- Country: Nazi Germany
- Branch: Schutzstaffel
- Type: Security
- Size: Regiment
- Garrison/HQ: Wehrkreis VIII

= 23rd SS Police Regiment =

The 23rd SS Police Regiment (SS-Polizei-Regiment 23) was initially named Police Regiment Kraków (Polizei-Regiment Krakau) when it was formed in late 1939 after the German invasion of Poland from existing Order Police (Ordnungspolizei) units for security duties there. It was redesignated as the 23rd Police Regiment in mid-1942 before it received the SS title in early 1943.

==Formation and organization==
Police Regiment Kraków was formed on 4 November 1939. Under its control were three battalions from Police Group 1 (Polizeigruppe 1) as well as Police Battalions (Polizei-Bataillon) 5 and 106. By April 1940 the regiment had only two battalions under command as they rotated in and out, but its strength had increased to three battalions by June and then to four battalions by October.

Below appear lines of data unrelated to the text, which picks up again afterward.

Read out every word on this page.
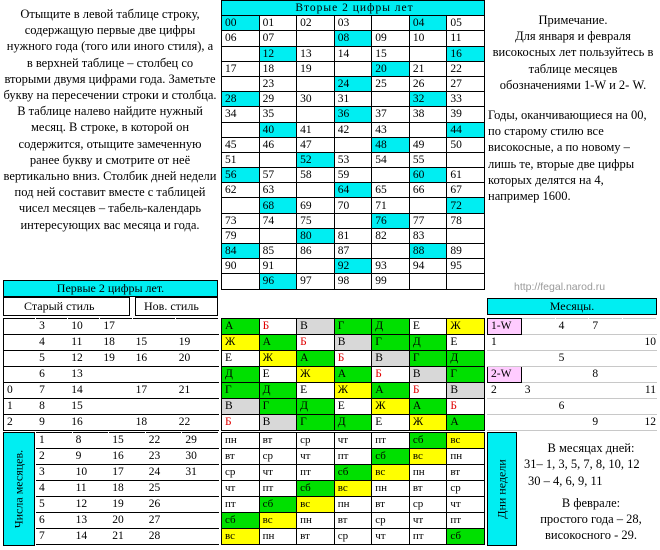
Отыщите в левой таблице строку, содержащую первые две цифры нужного года (того или иного стиля), а в верхней таблице – столбец со вторыми двумя цифрами года. Заметьте букву на пересечении строки и столбца. В таблице налево найдите нужный месяц. В строке, в которой он содержится, отыщите замеченную ранее букву и смотрите от неё вертикально вниз. Столбик дней недели под ней составит вместе с таблицей чисел месяцев – табель-календарь интересующих вас месяца и года.
Вторые 2 цифры лет						
00	01	02	03		04	05
06	07		08	09	10	11
	12	13	14	15		16
17	18	19		20	21	22
	23		24	25	26	27
28	29	30	31		32	33
34	35		36	37	38	39
	40	41	42	43		44
45	46	47		48	49	50
51		52	53	54	55	
56	57	58	59		60	61
62	63		64	65	66	67
	68	69	70	71		72
73	74	75		76	77	78
79		80	81	82	83	
84	85	86	87		88	89
90	91		92	93	94	95
	96	97	98	99		

Примечание.

Для января и февраля високосных лет пользуйтесь в таблице месяцев обозначениями 1-W и 2- W.

Годы, оканчивающиеся на 00, по старому стилю все високосные, а по новому – лишь те, вторые две цифры которых делятся на 4, например 1600.

Первые 2 цифры лет.
Старый стиль	Нов. стиль
http://fegal.narod.ru
Месяцы.
	3	10	17		
	4	11	18	15	19
	5	12	19	16	20
	6	13			
0	7	14		17	21
1	8	15			
2	9	16		18	22
А	Б	В	Г	Д	Е	Ж
Ж	А	Б	В	Г	Д	Е
Е	Ж	А	Б	В	Г	Д
Д	Е	Ж	А	Б	В	Г
Г	Д	Е	Ж	А	Б	В
В	Г	Д	Е	Ж	А	Б
Б	В	Г	Д	Е	Ж	А
1-W		4	7	
1				10
		5		
2-W			8	
2	3			11
		6		
			9	12
	1	8	15	22	29
	2	9	16	23	30
	3	10	17	24	31
	4	11	18	25	
	5	12	19	26	
	6	13	20	27	
	7	14	21	28	
Числа месяцев.
пн	вт	ср	чт	пт	сб	вс
вт	ср	чт	пт	сб	вс	пн
ср	чт	пт	сб	вс	пн	вт
чт	пт	сб	вс	пн	вт	ср
пт	сб	вс	пн	вт	ср	чт
сб	вс	пн	вт	ср	чт	пт
вс	пн	вт	ср	чт	пт	сб
Дни недели

В месяцах дней:

31– 1, 3, 5, 7, 8, 10, 12

30 – 4, 6, 9, 11

В феврале:

простого года – 28,

високосного - 29.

The invasion of the Soviet Union, Operation Barbarossa, in June 1941 created a need for rear-area security units in Army Group Rear Areas and Police Regiment Kraków provided some of these. They were partially replaced by worn-out units returning from the occupied Soviet Union. When the regiment was redesignated on 9 July 1942 as the 23rd Police Regiment, its I Battalion came from Police Battalion 307, while II and III Battalions were formed from independent police companies scattered throughout occupied Poland, although their headquarters companies were not formed until 23 January 1943. In early 1943, I Battalion was redesignated as III Battalion of the 24th SS Police Regiment and was replaced by a newly formed unit. All of the police regiments were redesignated as SS police units on 24 February. The III Battalion helped suppress the Warsaw Ghetto Uprising of April–May 1943. II Battalion was disbanded in November 1944 and the rest of the regiment followed in March 1945.